Deep Survival Analysis for Competing Risk Modeling with Functional Covariates and Missing Data Imputation
Penglei Gao, Yan Zou, Abhijit Duggal, Shuaiqi Huang, Faming Liang, Xiaofeng Wang
TL;DR
The paper tackles time-to-event prediction with competing risks in ICU settings that include functional covariates and missing data. It introduces FCRN, a deep learning framework that encodes time-varying covariates via a learnable Basis Layer and imputes missing values with a gradient-based Imputation-regularized Optimization module, jointly estimating both cause-specific and sub-distribution hazards in discrete time. Across synthetic data and two large ICU cohorts (MIMIC-IV and Cleveland Clinic), FCRN outperforms Random Survival Forests and traditional competing-risks models, showing improved calibration and robustness to missing data and functional inputs, with strong cross-cohort generalization.
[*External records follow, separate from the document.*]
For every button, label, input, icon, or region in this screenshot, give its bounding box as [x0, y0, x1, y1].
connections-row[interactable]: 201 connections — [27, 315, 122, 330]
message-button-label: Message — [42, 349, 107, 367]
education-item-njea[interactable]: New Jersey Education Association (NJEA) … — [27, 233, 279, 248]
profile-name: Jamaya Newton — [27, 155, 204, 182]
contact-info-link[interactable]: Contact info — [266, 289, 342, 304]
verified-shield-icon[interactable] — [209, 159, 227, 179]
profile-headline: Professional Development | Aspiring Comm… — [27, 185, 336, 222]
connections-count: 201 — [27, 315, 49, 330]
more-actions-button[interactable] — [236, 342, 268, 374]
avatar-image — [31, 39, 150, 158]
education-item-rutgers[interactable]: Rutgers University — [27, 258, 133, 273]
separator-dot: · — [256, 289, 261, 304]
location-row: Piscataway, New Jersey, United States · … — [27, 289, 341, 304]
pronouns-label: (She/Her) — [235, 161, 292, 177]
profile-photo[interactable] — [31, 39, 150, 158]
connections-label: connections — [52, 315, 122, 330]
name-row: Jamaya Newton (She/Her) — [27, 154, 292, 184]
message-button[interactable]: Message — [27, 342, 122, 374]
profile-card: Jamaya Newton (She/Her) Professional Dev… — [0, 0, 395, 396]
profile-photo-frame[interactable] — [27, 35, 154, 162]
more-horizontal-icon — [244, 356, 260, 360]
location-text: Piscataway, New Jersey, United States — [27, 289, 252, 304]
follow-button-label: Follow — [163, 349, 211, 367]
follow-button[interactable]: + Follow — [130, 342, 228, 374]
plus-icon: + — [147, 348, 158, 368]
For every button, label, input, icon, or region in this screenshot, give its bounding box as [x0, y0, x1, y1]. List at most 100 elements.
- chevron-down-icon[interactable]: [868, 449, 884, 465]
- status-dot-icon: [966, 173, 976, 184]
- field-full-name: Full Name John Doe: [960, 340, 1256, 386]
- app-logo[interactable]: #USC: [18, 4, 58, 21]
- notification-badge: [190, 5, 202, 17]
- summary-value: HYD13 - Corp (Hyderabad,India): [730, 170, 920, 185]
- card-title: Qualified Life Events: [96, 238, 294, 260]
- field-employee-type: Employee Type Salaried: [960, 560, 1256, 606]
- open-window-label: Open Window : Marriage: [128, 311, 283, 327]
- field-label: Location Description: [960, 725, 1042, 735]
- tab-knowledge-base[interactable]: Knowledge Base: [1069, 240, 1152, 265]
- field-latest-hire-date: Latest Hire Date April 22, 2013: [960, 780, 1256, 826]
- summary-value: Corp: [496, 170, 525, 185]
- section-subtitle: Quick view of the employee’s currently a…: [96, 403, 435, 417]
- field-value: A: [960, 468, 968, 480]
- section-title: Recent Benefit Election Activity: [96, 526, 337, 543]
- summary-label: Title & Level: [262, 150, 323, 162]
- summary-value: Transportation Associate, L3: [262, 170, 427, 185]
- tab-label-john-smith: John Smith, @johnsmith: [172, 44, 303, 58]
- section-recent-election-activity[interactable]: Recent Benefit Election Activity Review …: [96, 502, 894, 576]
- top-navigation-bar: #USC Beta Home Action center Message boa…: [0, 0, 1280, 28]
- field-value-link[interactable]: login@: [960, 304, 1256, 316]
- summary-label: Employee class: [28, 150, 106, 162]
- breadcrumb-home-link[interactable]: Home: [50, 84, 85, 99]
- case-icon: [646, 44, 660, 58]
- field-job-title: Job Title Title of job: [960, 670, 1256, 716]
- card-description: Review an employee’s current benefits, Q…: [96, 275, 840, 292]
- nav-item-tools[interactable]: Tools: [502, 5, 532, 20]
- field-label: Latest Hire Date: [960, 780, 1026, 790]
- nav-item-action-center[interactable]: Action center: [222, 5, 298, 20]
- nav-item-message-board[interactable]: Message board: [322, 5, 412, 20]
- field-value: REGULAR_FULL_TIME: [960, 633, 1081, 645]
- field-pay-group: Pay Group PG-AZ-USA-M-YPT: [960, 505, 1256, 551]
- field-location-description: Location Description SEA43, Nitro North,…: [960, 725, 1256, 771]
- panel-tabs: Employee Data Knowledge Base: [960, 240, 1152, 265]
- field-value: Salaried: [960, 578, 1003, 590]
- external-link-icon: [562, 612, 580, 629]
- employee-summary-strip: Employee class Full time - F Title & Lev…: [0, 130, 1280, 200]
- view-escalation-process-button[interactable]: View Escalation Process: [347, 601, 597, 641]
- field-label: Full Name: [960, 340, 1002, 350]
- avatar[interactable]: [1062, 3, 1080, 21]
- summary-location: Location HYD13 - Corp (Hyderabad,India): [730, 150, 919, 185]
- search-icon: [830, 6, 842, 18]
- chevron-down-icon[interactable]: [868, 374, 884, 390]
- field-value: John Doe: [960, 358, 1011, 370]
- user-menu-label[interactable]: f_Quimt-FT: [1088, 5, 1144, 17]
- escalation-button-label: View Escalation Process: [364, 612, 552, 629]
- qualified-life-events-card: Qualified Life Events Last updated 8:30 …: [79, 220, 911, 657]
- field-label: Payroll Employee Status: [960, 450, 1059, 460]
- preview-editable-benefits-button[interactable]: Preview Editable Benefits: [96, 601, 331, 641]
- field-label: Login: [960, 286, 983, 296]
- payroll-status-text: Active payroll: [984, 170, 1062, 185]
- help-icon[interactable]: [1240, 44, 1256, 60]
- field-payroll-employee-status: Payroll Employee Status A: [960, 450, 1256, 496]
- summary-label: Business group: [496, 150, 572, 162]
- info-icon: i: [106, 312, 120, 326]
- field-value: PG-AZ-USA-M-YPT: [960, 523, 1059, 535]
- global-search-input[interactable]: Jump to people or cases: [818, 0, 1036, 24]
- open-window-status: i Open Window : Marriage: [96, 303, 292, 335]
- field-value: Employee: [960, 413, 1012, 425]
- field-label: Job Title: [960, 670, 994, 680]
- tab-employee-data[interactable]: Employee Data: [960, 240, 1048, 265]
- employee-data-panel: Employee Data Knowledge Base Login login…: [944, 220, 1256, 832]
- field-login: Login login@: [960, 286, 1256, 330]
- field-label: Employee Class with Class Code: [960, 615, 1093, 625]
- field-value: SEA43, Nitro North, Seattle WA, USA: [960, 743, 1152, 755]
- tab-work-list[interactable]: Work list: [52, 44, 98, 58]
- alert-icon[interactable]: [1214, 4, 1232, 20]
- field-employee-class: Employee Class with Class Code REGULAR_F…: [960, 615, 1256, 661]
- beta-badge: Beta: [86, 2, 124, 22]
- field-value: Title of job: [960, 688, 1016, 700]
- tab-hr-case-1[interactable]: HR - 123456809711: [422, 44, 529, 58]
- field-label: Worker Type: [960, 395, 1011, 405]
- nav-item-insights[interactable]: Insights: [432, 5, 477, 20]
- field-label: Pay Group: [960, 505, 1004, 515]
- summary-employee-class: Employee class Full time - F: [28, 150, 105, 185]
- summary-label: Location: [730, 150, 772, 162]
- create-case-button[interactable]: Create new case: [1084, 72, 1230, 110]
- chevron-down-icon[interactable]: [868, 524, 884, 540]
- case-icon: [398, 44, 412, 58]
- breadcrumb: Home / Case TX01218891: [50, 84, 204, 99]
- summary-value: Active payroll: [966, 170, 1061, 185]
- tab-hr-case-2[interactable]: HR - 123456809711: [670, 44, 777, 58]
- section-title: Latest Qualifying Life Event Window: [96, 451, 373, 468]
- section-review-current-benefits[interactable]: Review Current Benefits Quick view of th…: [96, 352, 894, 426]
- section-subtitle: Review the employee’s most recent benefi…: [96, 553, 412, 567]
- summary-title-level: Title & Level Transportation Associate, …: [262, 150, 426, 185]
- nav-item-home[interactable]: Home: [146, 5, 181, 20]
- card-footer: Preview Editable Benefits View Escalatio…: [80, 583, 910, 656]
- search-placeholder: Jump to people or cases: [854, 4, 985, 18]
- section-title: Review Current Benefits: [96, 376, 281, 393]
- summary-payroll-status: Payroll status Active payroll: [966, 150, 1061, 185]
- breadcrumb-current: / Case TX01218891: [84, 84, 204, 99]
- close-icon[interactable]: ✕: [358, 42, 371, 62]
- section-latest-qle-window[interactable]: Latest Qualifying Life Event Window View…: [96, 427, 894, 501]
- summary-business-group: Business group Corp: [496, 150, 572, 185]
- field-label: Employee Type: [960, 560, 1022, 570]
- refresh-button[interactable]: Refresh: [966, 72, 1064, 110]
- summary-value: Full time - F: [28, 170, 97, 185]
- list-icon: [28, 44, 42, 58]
These results suggest practical value for ICU discharge planning and post-discharge care by enabling precise risk stratification for readmission and mortality. The work provides a cohesive end-to-end approach for integrating heterogeneous clinical data in prognostic modeling for critical care.
Abstract
We introduce the Functional Competing Risk Net (FCRN), a unified deep-learning framework for discrete-time survival analysis under competing risks, which seamlessly integrates functional covariates and handles missing data within an end-to-end model. By combining a micro-network Basis Layer for functional data representation with a gradient-based imputation module, FCRN simultaneously learns to impute missing values and predict event-specific hazards. Evaluated on multiple simulated datasets and a real-world ICU case study using the MIMIC-IV and Cleveland Clinic datasets, FCRN demonstrates substantial improvements in prediction accuracy over random survival forests and traditional competing risks models. This approach advances prognostic modeling in critical care by more effectively capturing dynamic risk factors and static predictors while accommodating irregular and incomplete data.